The write decision

Sophomore expresses her passion for writing

Story by Maddie Gerrald, staff writer

I grew up with a pencil in my hand and a journal open in front of me. Constantly, I was writing. I made up elaborate stories: some about girls solving puzzling murders, some about sisters who went on adventures with their horses, and some about my best friends and our daily drama.

When I wasn’t writing, my mousy brown hair fell into my face as I buried my nose in any book I could get my hands on, searching for different worlds to crash into and lose myself in.

Reading was my way of leaving the ordinary world of long division and fractions while traveling to a place where I could pretend I was anything but the little girl who talked too much in class and dreamed too unrealistically about the future.

My favorite pastime was reading a book and feeling the emotions the character was feeling. Authors made me cry for hours, laugh out loud and think about who I really was and the way I thought. I wanted to be able to make people feel that.

I began writing outside of class when my fourth grade English teacher, Mrs. Bobo, said my story was one of the best in the class. She told me I had a talent.

From then on out ,my backpack was filled to the brim with sheets of paper filled with scribbles and jumbled messes of characters falling in love with each other as the plot crashed down around them.

Of course, as I get older, homework and socializing get in the way of my writing, but these things have also helped it. Every time something happens to me, I take those emotions and pour them onto a piece of paper, the words falling from my fingers to the page filling it up with my thoughts. When it’s 3 a.m. and my hand is cramping from holding my pen too tight, I can see a glimpse into what I want to do for the rest of my life.

Writing is a way to express what I’m feeling in the rawest form. Writing is my thoughts directly on paper, fitting together to form something that other people can feel. Writing is also rare. Few people feel the urge to write and few see the world in word form, and equally as few are able to eloquently describe it. I often hope that I am one of those people.

As soon as I voiced my ambitions to be a writer, people began trying to change my mind. They tried to convince me that wasn’t what I wanted to be, simply because writing isn’t seen as an actual profession.

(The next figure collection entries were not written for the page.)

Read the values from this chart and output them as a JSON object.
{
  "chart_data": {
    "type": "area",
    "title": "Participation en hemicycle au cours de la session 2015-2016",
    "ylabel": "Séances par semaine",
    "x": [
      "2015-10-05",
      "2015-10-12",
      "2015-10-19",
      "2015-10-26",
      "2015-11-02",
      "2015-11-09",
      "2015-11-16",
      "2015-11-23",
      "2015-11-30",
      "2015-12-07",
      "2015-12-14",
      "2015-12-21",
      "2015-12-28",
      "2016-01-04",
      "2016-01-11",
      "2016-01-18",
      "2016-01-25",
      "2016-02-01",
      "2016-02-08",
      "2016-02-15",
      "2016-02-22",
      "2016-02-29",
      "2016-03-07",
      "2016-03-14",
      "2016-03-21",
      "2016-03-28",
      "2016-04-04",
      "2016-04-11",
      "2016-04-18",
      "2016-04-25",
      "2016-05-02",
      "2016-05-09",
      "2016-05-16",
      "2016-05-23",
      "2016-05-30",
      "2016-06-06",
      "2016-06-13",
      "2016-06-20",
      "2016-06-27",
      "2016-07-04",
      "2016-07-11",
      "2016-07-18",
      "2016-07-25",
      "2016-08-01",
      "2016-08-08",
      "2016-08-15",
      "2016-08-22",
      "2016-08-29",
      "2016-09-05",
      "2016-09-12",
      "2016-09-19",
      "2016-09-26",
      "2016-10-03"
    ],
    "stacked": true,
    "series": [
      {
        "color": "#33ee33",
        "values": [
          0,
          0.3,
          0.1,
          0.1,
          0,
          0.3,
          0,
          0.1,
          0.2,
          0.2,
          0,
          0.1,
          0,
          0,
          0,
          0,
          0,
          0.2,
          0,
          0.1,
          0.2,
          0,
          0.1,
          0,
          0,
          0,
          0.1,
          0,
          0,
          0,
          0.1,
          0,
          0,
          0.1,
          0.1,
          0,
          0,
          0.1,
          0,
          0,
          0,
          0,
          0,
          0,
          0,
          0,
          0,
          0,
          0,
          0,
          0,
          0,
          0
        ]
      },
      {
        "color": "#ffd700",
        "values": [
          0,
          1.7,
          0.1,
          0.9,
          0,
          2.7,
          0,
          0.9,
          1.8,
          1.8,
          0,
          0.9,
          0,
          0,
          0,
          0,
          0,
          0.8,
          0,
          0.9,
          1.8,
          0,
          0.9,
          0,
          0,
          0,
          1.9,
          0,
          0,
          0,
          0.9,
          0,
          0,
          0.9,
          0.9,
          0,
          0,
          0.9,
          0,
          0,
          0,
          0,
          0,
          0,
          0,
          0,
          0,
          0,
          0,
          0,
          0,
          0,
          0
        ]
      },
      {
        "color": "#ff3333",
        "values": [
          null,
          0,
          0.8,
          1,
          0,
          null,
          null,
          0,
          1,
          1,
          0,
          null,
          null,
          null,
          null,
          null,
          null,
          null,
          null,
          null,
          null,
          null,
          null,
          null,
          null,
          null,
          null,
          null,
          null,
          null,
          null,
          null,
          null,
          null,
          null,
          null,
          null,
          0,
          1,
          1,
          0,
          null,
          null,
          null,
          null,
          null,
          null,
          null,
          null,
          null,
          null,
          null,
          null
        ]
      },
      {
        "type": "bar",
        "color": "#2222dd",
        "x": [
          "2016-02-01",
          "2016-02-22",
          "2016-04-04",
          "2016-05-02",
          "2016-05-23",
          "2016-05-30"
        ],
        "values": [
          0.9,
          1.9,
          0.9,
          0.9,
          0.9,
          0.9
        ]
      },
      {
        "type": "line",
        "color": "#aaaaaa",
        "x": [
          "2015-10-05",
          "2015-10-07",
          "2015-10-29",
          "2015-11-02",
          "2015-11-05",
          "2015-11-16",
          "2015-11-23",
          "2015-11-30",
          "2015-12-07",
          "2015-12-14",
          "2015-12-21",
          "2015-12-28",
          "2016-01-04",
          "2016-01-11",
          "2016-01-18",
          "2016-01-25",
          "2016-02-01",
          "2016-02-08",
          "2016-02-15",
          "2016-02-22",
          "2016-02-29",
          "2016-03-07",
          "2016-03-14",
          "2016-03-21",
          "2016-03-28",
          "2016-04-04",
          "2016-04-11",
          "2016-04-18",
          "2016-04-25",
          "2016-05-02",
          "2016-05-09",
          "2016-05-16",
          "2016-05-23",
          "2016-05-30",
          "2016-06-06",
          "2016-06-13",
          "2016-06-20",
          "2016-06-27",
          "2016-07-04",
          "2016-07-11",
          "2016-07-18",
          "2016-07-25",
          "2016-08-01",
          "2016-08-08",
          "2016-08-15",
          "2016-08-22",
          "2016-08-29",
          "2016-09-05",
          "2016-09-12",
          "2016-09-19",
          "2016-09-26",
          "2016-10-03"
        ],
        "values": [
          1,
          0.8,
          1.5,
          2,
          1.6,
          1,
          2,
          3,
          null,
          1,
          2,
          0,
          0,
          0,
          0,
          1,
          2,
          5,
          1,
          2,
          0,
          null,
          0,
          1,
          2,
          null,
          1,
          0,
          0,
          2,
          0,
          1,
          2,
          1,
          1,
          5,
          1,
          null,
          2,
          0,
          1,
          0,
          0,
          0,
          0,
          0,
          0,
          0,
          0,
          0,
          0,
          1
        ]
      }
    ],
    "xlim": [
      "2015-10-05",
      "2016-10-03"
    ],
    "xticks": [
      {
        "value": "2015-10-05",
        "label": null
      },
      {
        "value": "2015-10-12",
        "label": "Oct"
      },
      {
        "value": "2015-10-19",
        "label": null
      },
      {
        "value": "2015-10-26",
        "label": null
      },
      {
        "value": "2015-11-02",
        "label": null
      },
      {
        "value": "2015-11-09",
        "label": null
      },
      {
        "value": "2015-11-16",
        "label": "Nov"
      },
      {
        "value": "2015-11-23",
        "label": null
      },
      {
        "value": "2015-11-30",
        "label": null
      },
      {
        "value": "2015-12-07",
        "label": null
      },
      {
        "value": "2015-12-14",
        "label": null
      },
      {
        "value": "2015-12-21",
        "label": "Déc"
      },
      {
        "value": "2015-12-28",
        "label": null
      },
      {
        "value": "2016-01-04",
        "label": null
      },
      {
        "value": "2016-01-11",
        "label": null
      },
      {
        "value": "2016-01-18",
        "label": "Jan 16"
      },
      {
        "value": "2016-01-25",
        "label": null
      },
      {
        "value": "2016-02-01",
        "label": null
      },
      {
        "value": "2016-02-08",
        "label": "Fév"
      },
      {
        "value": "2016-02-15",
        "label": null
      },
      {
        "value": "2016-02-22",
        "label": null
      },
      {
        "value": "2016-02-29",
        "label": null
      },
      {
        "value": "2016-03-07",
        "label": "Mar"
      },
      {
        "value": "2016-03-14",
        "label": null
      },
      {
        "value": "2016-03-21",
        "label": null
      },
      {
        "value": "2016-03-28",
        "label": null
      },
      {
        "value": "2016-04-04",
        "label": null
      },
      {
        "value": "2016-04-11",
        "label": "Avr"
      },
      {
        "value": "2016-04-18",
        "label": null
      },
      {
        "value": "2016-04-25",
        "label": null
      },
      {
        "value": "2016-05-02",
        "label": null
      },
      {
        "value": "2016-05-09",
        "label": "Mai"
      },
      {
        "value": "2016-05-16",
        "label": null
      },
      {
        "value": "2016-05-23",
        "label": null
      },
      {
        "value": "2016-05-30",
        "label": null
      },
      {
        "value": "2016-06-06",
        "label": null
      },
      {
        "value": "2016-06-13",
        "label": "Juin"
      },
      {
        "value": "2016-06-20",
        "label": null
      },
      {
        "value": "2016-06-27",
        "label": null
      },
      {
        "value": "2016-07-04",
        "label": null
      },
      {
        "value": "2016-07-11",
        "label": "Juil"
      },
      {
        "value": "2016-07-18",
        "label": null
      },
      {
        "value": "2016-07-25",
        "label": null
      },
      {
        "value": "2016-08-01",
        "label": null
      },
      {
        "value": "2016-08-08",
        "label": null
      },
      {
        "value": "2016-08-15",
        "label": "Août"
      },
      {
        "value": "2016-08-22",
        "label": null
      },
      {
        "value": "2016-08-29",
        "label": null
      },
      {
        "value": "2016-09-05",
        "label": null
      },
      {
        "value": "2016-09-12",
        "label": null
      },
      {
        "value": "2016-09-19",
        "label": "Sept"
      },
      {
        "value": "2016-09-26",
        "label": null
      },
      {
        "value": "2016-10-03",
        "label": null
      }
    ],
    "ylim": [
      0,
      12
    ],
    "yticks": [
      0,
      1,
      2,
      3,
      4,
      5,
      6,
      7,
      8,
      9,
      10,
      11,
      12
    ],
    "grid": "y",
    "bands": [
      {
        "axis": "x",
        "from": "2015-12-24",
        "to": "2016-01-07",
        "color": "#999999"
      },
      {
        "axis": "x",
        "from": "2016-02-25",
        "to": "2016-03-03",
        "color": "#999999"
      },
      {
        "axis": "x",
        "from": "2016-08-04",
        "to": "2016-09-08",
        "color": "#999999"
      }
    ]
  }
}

The most common reaction is, “But isn’t that a hobby?” Writing is not something you can do when you get bored. You have to spend hours staring at a blank screen, your fingers dancing across the keyboard trying to put your thoughts into words but failing so many times.

But then you get it right. A surge runs through you as the right words are suddenly there in front of you, perfectly conveyed, and everything is worth it.

I agree that creative writing may be a bad career choice. If no one likes your writing, you don’t get published. If you don’t get published, you don’t make money. If you get published and no one buys your book, you don’t make money. A thousand scenarios, each one worse than the next. But what if people like your book? Or love it?

There’s the what-ifs of course, but like so many others, I want to make the bad decision to be a writer when I grow up.